June 2, 2009

「時をかける少女」(アニメ版/細田守監督)

「時をかける少女」●アニメ版の「時をかける少女」。これ、映画館で公開されたときにすごく評判になってたのを見逃してたんだけど、ようやく見て驚いた。こんなにも傑作だったのか。たしかにこれは「時かけ」ではあるが、子どもの頃に読んだ筒井康隆の原作(ジュブナイル)とも、原田知世主演の映画(大林宣彦監督)とも違ったタイプの青春物語になっている。原作に古典的な要素があったということだと思うんだけど、演出の力によってまた新たな命が吹き込まれたというか。リメイクというより、オペラの新演出みたいなもので、時代や設定を上手く読み替えて、現代に通用する物語として「時かけ」が生まれ変わっている。
●なにしろ原作は1967年っすよ。もう40年以上前。中三の主人公たちの名前が「和子」と「一夫」と「吾朗」だ。和子と一夫なんて今ならオバサンとオッサンの名前で、とても中高生には思えない。で、細田アニメ版ではヒロインが「マコト」(名前の通り男のコっぽい元気なコ)、男子二人組は「チアキ」と「コウスケ」。

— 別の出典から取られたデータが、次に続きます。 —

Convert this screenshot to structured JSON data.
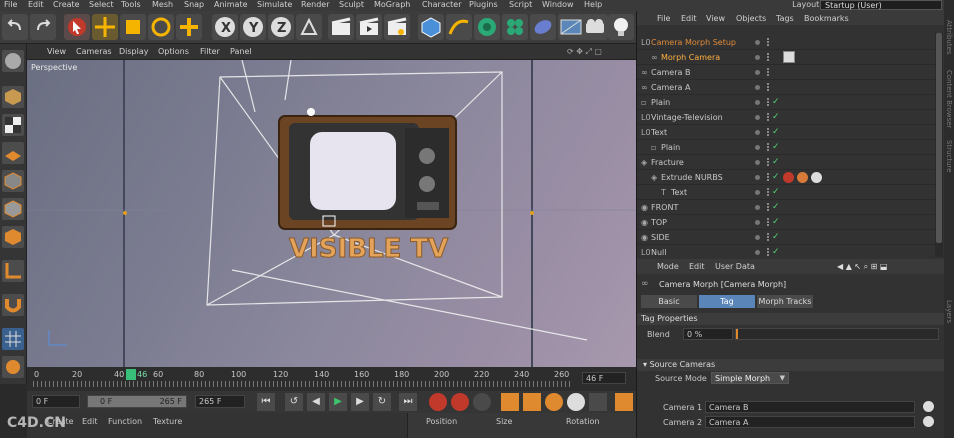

年齢は17歳の高校生と設定。あと現代版演出に欠かせないように、ちゃんとみんなケータイを持ってる。「コクる」っていう文化もできてる。
●マコトとチアキ、コウスケはいつも3人で一緒にいる。放課後にはゆるーく野球したりする。毎日が楽しい。こんな日々が永遠に続くんじゃないかって気がする年頃だ。でもこれは17歳の一瞬にしか成立しない居心地の良さで、誰もが大人にならなければならないし、この男女3人の関係はそのままというわけにはいかない。マコトがいくらタイムリープで都合よく過去を書き換えたりしたところでその事実に変わりはない。タイムリープなんてできてもできなくても、結局は一度しかないその時はその時にしか味わい尽くすことができないものだということ、そして人生はリセットはできてもセーブはできないという真実が甘酸っぱく描かれる。あちこちに笑える場面が盛り込まれてて、ジャイアント・スウィングやってる男子の絵とか、それだけでもバカすぎて猛烈に可笑しい。しかも絵柄も美しくて完璧。